A laboratory at the University of Idaho made the determination after extensive analysis, the U.S. Fish & Wildlife Service reported Wednesday.
“The results were conclusive that it is the same wolf, identified by the Service as 914F, which was collared near Cody, Wyo., on Jan. 8, 2014, and spotted in the Grand Canyon area in the fall of last year,” the Fish & Wildlife Service said in a statement.
The female wolf, nicknamed Echo, was shot dead by a hunter near Beaver, Utah, roughly 150 miles north of where it had last been seen in Arizona. According to the Utah Division of Wildlife Resources, the hunter confused the animal for a coyote and contacted officials when he realized his mistake.
The Fish & Wildlife Service continues to investigate the killing of the wolf, which is considered endangered in Southern Utah and protected under the Endangered Species Act.
Not everyone buys the hunter’s story.
As Flagstaff, Ariz., environmentalist Robin Silver told Tucson’s Arizona Daily Star newspaper: “Echo had a collar around her neck. But I guess all coyotes in Utah have collars, right?
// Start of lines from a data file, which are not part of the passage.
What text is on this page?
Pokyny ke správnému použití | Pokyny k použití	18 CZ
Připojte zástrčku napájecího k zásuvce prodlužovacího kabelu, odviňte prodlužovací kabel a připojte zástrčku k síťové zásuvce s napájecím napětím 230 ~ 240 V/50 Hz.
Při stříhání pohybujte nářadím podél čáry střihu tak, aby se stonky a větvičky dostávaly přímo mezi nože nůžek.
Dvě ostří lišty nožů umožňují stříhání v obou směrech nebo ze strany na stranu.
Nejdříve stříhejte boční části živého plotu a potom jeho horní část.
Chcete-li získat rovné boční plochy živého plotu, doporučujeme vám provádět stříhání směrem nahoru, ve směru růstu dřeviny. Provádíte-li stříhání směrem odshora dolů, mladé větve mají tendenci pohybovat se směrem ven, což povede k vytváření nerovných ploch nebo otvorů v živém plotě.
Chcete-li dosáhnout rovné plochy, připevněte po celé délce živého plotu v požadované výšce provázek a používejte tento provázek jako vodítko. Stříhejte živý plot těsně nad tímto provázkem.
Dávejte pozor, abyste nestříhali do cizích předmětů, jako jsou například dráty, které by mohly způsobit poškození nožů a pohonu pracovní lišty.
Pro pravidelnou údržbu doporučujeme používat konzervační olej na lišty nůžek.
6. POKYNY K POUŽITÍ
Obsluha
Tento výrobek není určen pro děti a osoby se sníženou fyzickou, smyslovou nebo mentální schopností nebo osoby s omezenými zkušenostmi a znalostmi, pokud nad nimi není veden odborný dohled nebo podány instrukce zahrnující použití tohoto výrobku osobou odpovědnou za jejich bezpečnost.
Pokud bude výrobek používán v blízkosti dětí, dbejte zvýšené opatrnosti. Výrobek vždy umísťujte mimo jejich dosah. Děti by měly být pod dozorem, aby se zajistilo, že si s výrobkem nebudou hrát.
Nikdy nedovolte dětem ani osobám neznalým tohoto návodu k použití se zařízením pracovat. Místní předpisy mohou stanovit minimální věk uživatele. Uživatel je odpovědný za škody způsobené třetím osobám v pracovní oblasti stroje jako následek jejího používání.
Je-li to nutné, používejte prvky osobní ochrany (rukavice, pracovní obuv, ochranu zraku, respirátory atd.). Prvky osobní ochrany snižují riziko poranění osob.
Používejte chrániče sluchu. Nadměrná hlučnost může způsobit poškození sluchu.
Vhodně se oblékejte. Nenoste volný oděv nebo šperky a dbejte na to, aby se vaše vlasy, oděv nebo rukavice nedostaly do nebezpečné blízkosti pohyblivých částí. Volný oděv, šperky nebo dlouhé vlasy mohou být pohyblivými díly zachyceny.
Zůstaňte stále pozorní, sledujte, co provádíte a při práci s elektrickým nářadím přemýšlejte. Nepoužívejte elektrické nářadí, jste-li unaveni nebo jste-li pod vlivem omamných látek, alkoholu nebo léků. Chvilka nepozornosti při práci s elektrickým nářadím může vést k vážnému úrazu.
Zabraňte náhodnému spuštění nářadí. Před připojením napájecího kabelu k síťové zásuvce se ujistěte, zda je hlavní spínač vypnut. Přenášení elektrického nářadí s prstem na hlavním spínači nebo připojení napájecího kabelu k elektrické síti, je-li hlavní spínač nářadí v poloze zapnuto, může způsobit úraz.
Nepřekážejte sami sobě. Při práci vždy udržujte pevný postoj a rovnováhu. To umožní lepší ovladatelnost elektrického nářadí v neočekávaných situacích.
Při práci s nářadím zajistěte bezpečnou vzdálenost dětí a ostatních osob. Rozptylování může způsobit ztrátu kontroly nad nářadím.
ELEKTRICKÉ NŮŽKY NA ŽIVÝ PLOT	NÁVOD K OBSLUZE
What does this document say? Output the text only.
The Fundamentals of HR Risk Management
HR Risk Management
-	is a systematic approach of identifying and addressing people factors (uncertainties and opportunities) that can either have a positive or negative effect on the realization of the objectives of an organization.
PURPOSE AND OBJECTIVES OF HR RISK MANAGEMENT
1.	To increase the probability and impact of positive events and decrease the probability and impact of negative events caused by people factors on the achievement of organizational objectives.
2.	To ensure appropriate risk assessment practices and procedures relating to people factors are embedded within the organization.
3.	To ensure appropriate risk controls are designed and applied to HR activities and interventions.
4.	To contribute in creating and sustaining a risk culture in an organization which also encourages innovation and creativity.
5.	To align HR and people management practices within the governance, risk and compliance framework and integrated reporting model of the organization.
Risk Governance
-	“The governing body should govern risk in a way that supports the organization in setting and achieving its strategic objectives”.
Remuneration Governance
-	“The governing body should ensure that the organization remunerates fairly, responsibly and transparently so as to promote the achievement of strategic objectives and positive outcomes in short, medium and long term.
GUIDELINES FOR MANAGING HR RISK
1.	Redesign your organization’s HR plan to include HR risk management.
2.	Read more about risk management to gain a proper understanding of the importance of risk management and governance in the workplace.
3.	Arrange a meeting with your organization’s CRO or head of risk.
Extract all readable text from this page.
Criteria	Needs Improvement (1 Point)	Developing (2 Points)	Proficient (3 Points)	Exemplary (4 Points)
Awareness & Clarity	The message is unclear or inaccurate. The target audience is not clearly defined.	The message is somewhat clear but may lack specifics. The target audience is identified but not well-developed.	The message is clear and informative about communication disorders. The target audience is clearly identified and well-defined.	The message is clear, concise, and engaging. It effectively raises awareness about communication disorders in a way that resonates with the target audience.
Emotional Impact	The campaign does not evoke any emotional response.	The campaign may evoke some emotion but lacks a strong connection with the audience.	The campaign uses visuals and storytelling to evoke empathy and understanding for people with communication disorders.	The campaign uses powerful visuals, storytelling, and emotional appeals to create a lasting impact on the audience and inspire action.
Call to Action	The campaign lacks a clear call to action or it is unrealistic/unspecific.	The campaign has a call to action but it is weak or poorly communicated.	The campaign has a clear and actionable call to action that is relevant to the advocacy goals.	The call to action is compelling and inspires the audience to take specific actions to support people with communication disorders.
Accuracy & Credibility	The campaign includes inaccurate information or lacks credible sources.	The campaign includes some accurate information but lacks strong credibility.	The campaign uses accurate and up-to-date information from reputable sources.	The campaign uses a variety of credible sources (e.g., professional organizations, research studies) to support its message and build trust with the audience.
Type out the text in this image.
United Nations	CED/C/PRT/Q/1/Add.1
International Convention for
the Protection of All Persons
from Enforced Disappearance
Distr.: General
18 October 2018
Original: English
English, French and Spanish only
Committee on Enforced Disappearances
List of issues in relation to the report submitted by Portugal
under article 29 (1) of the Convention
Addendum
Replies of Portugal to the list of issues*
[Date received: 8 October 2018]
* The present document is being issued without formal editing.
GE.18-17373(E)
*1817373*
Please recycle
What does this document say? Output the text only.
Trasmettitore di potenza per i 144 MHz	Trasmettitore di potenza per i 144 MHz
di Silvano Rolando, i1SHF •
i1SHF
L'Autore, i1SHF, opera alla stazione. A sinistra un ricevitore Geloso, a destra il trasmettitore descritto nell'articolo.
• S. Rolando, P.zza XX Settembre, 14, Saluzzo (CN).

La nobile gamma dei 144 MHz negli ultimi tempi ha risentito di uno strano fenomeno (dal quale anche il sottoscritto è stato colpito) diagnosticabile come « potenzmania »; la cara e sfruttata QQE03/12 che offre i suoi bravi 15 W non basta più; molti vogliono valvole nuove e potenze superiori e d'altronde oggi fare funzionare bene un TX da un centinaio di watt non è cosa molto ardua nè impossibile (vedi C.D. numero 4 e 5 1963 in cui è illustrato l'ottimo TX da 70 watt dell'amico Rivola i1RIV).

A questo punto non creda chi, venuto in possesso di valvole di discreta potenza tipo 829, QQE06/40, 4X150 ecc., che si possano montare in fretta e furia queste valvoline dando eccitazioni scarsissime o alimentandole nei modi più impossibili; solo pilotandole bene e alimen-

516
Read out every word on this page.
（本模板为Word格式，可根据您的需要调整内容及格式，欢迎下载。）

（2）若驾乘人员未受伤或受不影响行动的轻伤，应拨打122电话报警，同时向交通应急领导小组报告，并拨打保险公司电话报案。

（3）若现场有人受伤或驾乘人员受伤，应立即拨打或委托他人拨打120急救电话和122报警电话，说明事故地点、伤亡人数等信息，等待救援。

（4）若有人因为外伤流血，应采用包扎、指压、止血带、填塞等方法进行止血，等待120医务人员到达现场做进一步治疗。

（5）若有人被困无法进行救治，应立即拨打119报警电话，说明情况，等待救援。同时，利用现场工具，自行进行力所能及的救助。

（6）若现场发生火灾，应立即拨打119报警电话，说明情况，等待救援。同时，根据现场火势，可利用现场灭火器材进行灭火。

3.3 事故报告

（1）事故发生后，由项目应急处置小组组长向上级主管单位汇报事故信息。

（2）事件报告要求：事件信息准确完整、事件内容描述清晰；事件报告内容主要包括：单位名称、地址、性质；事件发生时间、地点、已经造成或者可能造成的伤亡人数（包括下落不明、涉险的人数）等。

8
The hunter knew exactly what he was doing.”
Conservationists and others reacted with excitement when the wolf was first spotted and photographed wearing an inoperative radio collar last October on Arizona’s Kaibab Plateau, at the edge of Grand Canyon National Park about 250 miles east of Las Vegas.
It marked the first confirmed sighting of a gray wolf near the North Rim of the Grand Canyon since 1939, and it came at a time when the Obama Administration is considering rolling back federal protections for the animal.
Advocates for the wolf said Echo’s death is reminder that the gray wolf isn’t out of the woods yet.